In an attempt to gain legitimacy for his authoritarian and neoliberal programme, Uribe Vélez has arranged a referendum to take place in May. The referendum has no less than 18 issues to vote on, drafts of the voting sheet run to 11 pages. There are two main categories of question, those dealing with constitutional reform and those dealing with economic measures. The referendum will not be an exercise in democracy but in manipulation. No modern democracy has such a complicated arrangement, which is not surprising for there is considerable scope for confusion and misunderstanding in the voting.
Supporters of Uribe have presented his reforms as dealing with corruption and trimming off wasteful branches of the state. But the opposition point out that all the political changes will leave the executive with more power, and the economic changes are disguised cuts in state responsibility for welfare provision.
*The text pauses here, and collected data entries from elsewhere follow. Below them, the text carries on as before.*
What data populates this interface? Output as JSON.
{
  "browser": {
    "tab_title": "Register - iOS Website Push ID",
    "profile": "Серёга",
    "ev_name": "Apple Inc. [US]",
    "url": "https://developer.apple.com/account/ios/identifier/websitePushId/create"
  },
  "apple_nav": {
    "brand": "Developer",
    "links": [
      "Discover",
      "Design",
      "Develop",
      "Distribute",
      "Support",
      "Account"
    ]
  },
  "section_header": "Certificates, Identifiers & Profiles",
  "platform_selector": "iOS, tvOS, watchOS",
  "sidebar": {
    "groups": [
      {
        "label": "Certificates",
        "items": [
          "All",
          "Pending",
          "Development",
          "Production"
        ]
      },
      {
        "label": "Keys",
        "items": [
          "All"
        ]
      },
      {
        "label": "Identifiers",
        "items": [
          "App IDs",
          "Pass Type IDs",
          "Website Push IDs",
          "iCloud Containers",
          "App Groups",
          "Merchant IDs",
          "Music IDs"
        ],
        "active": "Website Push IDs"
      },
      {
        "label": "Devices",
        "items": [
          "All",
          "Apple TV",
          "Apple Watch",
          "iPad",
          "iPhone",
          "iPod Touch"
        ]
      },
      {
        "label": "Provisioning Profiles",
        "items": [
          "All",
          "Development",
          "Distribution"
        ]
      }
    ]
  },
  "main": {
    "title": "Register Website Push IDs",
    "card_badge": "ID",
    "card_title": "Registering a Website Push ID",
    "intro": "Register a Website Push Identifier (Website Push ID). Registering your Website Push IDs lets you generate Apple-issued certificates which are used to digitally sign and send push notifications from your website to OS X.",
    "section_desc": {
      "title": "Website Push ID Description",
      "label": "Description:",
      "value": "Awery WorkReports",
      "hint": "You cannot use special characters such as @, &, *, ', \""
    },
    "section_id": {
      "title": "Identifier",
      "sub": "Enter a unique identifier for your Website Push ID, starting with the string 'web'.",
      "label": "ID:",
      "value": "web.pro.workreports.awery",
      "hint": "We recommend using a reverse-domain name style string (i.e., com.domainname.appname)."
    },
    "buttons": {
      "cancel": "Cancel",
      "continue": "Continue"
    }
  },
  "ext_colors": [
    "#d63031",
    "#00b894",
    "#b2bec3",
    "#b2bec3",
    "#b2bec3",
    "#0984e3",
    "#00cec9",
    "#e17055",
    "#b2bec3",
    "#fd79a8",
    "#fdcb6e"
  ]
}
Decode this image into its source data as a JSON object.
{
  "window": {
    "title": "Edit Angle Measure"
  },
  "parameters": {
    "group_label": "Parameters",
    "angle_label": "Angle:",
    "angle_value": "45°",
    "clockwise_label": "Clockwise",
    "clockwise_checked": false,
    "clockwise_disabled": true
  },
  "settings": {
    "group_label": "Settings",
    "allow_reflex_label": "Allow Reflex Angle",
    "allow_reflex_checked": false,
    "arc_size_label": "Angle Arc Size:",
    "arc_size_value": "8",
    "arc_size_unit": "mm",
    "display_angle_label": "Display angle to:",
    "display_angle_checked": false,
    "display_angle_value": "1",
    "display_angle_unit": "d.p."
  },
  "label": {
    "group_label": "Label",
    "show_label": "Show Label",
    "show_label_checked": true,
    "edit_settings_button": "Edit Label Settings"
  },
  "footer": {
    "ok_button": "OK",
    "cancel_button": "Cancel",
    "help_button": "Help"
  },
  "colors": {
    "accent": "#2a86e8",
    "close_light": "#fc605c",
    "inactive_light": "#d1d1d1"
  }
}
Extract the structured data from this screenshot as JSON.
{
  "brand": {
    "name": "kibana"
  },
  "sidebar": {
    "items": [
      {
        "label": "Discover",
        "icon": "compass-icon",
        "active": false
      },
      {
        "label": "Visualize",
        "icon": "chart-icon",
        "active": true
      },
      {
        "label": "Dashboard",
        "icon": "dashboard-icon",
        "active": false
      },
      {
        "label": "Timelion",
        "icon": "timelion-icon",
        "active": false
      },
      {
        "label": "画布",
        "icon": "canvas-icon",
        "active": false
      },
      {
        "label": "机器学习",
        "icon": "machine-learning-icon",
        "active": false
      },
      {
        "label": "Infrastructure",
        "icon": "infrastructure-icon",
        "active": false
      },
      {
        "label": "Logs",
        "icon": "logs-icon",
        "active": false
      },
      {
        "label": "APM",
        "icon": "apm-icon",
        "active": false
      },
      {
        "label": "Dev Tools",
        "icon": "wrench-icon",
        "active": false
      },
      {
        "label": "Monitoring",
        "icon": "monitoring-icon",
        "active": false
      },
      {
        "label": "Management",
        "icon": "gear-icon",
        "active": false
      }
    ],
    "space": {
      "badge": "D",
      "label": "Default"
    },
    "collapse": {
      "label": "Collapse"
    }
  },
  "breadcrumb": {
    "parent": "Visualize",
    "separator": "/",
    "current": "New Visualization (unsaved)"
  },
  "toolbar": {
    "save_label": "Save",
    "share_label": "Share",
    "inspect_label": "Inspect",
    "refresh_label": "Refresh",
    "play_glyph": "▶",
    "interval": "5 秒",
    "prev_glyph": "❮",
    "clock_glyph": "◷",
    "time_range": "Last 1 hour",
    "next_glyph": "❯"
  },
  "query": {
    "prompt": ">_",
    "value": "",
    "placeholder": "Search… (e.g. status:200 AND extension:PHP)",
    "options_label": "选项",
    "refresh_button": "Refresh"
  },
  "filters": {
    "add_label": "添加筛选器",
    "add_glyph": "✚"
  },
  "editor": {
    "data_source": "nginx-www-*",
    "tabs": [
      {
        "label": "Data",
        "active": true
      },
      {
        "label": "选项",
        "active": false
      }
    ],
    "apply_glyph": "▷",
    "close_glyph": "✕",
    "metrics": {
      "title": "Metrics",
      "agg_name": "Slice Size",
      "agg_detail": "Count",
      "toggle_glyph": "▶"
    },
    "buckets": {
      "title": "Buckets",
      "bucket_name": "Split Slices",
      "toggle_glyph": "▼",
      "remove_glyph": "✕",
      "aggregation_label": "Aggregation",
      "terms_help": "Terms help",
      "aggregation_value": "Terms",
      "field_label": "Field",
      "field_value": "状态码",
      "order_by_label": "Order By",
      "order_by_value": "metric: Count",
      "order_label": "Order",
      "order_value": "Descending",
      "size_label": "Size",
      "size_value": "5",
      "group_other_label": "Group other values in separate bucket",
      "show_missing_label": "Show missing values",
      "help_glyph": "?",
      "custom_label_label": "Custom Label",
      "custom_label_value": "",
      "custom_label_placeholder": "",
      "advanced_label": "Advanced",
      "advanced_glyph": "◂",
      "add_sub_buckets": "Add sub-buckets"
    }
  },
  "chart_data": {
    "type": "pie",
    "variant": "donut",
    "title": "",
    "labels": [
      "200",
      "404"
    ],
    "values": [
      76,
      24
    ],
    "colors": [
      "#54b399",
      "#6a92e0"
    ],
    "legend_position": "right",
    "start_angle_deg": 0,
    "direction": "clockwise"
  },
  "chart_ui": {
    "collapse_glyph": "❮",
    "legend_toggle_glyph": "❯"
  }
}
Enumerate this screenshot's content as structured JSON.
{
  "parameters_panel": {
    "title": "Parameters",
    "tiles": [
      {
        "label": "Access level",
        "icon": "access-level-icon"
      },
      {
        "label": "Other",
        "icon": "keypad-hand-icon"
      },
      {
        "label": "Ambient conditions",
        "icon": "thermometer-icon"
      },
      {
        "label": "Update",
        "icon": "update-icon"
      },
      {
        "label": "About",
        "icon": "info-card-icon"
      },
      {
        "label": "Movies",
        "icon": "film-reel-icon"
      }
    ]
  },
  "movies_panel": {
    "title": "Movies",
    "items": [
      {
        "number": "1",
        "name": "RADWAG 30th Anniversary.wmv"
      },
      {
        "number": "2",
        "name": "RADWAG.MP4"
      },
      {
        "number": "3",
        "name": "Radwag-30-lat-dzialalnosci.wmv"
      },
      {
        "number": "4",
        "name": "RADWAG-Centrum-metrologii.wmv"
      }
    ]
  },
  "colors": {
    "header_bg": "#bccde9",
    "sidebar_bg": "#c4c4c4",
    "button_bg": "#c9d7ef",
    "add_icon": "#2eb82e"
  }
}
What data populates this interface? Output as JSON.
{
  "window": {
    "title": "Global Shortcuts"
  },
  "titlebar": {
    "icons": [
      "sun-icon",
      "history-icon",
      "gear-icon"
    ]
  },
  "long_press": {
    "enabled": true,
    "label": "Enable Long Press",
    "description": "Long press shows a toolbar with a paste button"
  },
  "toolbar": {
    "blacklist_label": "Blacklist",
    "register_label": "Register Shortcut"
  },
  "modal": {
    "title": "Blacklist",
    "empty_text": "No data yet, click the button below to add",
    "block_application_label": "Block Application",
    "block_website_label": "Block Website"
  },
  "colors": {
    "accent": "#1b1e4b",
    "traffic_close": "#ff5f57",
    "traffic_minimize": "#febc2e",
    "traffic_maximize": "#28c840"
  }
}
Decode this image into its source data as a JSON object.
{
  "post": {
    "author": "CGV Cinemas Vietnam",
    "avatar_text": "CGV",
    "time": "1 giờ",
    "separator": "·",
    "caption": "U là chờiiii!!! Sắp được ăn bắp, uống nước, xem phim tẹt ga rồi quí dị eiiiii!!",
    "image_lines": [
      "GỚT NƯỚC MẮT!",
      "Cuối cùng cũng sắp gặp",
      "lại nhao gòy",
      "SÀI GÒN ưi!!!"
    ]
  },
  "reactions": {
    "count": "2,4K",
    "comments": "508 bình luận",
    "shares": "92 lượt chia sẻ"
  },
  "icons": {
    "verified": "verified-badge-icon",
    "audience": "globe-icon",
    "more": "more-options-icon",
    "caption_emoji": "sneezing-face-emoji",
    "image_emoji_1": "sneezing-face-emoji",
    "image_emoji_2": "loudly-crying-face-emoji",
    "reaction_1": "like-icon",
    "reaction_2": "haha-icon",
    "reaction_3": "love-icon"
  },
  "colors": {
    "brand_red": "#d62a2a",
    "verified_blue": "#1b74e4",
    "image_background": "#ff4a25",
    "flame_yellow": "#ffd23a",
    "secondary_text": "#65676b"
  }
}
The rules of the game are that so long as at least 6 million vote, then Uribe’s false consultation with the people will be endorsed constitutionally. Even though he may lose the vote on any individual point this would be a propaganda victory for Uribe. That is why the Polo Democratico political opposition is saying that to simply vote No is not the right tactic, they are calling for active abstention as the best way to counter Uribe’s plan.
The three trade union centres (CUT, CGTD and CTC) have all joined the call for people not to go to the polls, and are convening a national conference on 30 and 31 January to plan mobilisations against the referendum in May.
The stage is set for a confrontation between the two sides. Uribe’s forces, official and unofficial, and the mass media will be doing everything they can to get people to the polls. In this referendum, supposedly against corruption, the potential for intimidation and corruption is enormous. It is vital that the international community stands with the opposition and accompanies the process.